A música retornava, e dessa vez ganhava destaque o palhaço, que cantava e se distinguia do grupo em vestimenta e cor, além de uma máscara muito grande, com cara de animal, que encobria todo seu rosto. Trazia à mão um cajado que rodava e saltitava junto com seu corpo enquanto os tambores ressoavam fortes entre os espaços de sua história. Este palhaço tem um quê de herança dos malignos indígenas, um tanto mais travessos que malvados, trazendo para as coisas e pessoas o risível de nossa humanidade.
É natural que os reis magos não poderiam manter-se intactos em nossa cultura mestiça. É na folia que se traduz nossa miscigenação, nossa leitura de mundo, nossas cores e nossa bandeira.

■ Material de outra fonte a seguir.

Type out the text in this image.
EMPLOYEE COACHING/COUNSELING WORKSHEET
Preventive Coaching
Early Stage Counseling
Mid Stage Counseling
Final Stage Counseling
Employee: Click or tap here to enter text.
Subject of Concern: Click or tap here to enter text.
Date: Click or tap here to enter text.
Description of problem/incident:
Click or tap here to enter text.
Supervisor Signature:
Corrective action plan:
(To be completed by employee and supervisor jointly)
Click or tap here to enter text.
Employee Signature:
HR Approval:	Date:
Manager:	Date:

Encarnação de nosso modernismo arcaico absorvido pela antropofagia, as raízes europeias sofrem uma visão tupiniquim embalada a sons africanos. Construimos, em nosso cotidiano, um mundo árido e de sol forte, em cujo interior de nossas almas habita, vasto e inominável, um grande sertão pelas veredas da vida que nos compõe.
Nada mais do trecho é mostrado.